Le terme de « pollution spatiale » s'applique aux dégradations diverses des environnements dues aux activités humaines liées à l'exploration de l'espace.

La pollution spatiale peut être divisée en trois catégories : la pollution de l'espace, celle des planètes, satellites ou autres objets, ainsi que la pollution de la planète Terre elle-même.

Les risques que pourrait produire la pollution spatiale par les débris en orbite autour de la Terre sont notamment envisagés dans le scénario du syndrome de Kessler.

Débris spatiaux[modifier | modifier le code]

Le problème des débris spatiaux est le plus évident de tous, car le plus visible et ayant le plus de conséquences. Ces débris, d'une taille pouvant varier de quelques millimètres à la taille d'un bus, ont plusieurs origines. Les plus gros d'entre eux sont des morceaux de lanceurs spatiaux, en général les derniers étages des fusées servant à placer en orbite les satellites, ou les satellites eux-mêmes. Des débris plus petits, de tailles variables, peuvent provenir de pièces détachées de ces plus gros morceaux ; parfois à la suite de leur explosion. Certains ont même été perdus par des astronautes, alors qu'ils effectuaient des opérations de montage et de réparation. Les plus petits débris sont des particules provenant des moteurs-fusées, des éclats de peinture... Tous ces débris, lorsqu'ils entrent en collision, génèrent d'autres débris plus petits.
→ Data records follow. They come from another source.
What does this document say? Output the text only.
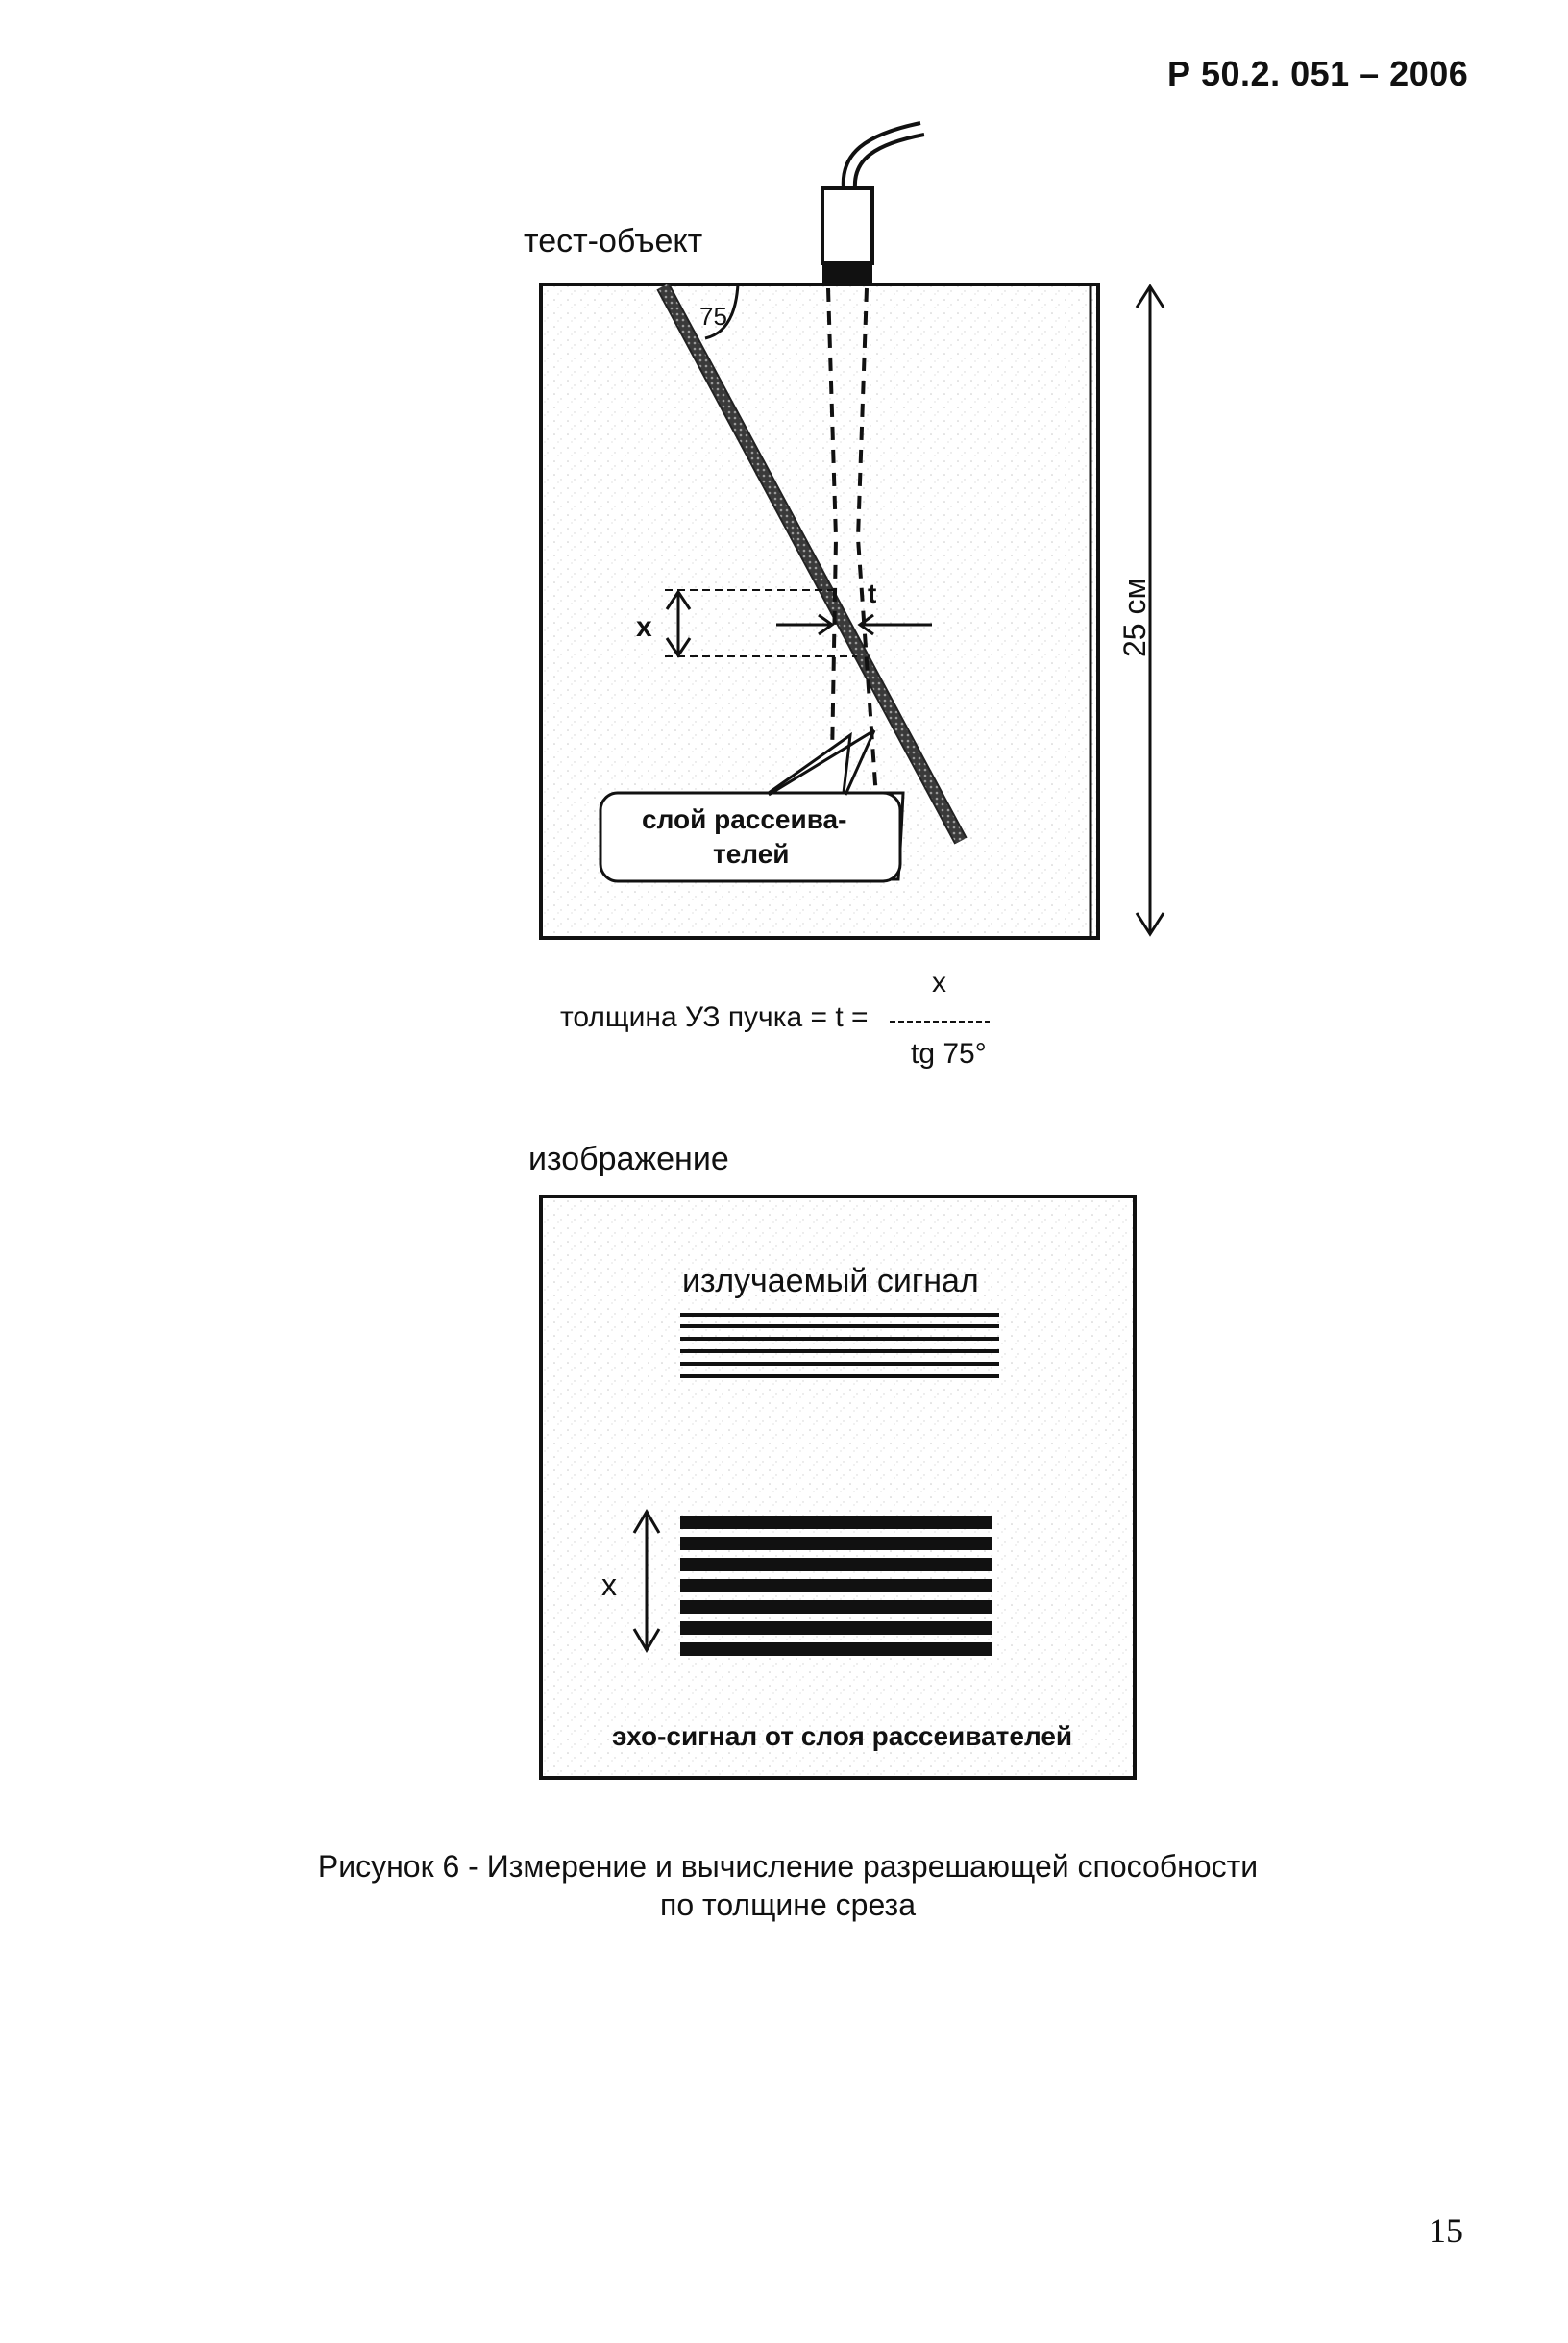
Р 50.2. 051 – 2006
тест-объект
75
x
t	25 см
слой рассеива-
телей
x
толщина УЗ пучка = t =
tg 75°
изображение
излучаемый сигнал
x
эхо-сигнал от слоя рассеивателей
Рисунок 6 - Измерение и вычисление разрешающей способности
по толщине среза
15
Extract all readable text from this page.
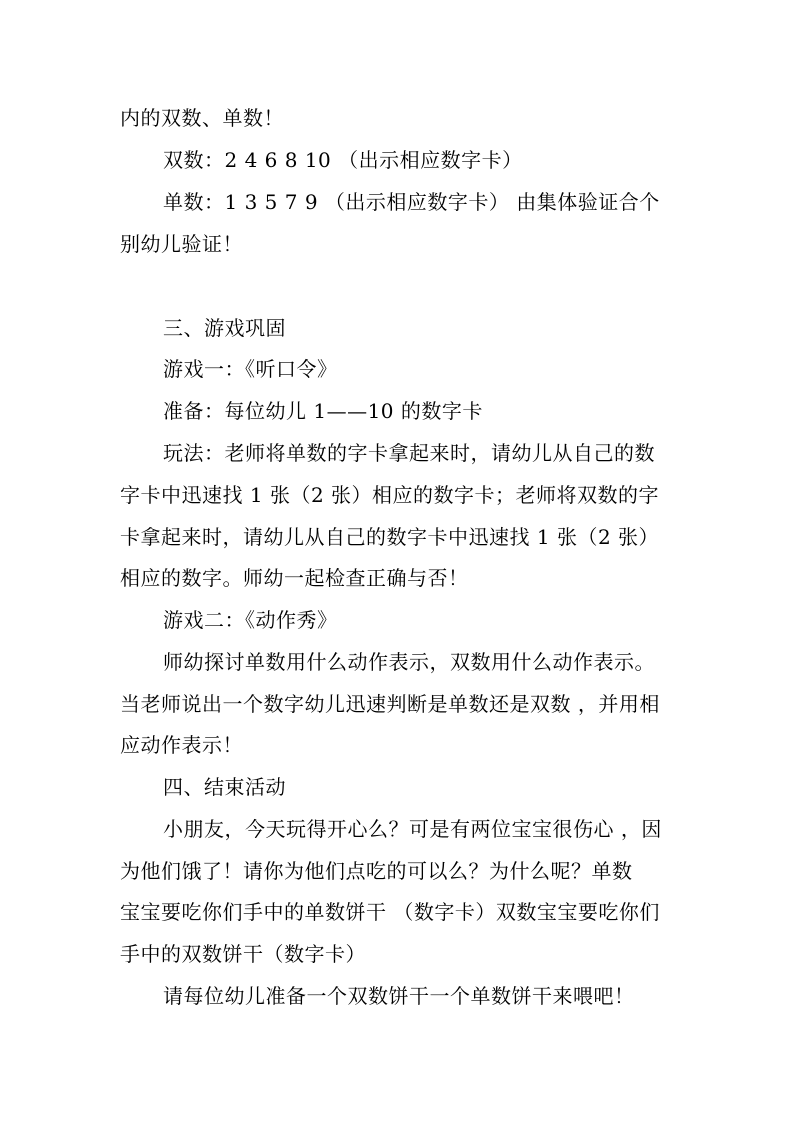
内的双数、单数！
双数：2 4 6 8 10 （出示相应数字卡）
单数：1 3 5 7 9 （出示相应数字卡） 由集体验证合个
别幼儿验证！
三、游戏巩固
游戏一：《听口令》
准备：每位幼儿 1——10 的数字卡
玩法：老师将单数的字卡拿起来时，请幼儿从自己的数
字卡中迅速找 1 张（2 张）相应的数字卡；老师将双数的字
卡拿起来时，请幼儿从自己的数字卡中迅速找 1 张（2 张）
相应的数字。师幼一起检查正确与否！
游戏二：《动作秀》
师幼探讨单数用什么动作表示，双数用什么动作表示。
当老师说出一个数字幼儿迅速判断是单数还是双数 ，并用相
应动作表示！
四、结束活动
小朋友，今天玩得开心么？可是有两位宝宝很伤心 ，因
为他们饿了！请你为他们点吃的可以么？为什么呢？单数
宝宝要吃你们手中的单数饼干 （数字卡）双数宝宝要吃你们
手中的双数饼干（数字卡）
请每位幼儿准备一个双数饼干一个单数饼干来喂吧！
La grande vitesse de ces fragments leur donne une énergie cinétique importante : à titre d'exemple, une bille d'aluminium de 1,3 mm de diamètre lancée à 10 km/s (soit une vitesse commune pour un débris spatial), a l'énergie d'une balle de carabine 22 long rifle[1]. Ces débris sont donc une menace pour les activités humaines dans l'espace : des satellites, les navettes américaines[2] ou des stations spatiales comme Mir ou la Station spatiale internationale[2] ont dû, et devront régulièrement être changés de trajectoire pour les éviter ; la navette spatiale américaine doit être régulièrement réparée à la suite de collisions avec de petits objets en orbite. Dans certains cas, des satellites ont même été perdus à cause d'accidents ; le satellite français Cerise, ainsi qu'un satellite commercial du réseau Iridium ont été détruits lors de collisions, générant des nuages de débris supplémentaires[3].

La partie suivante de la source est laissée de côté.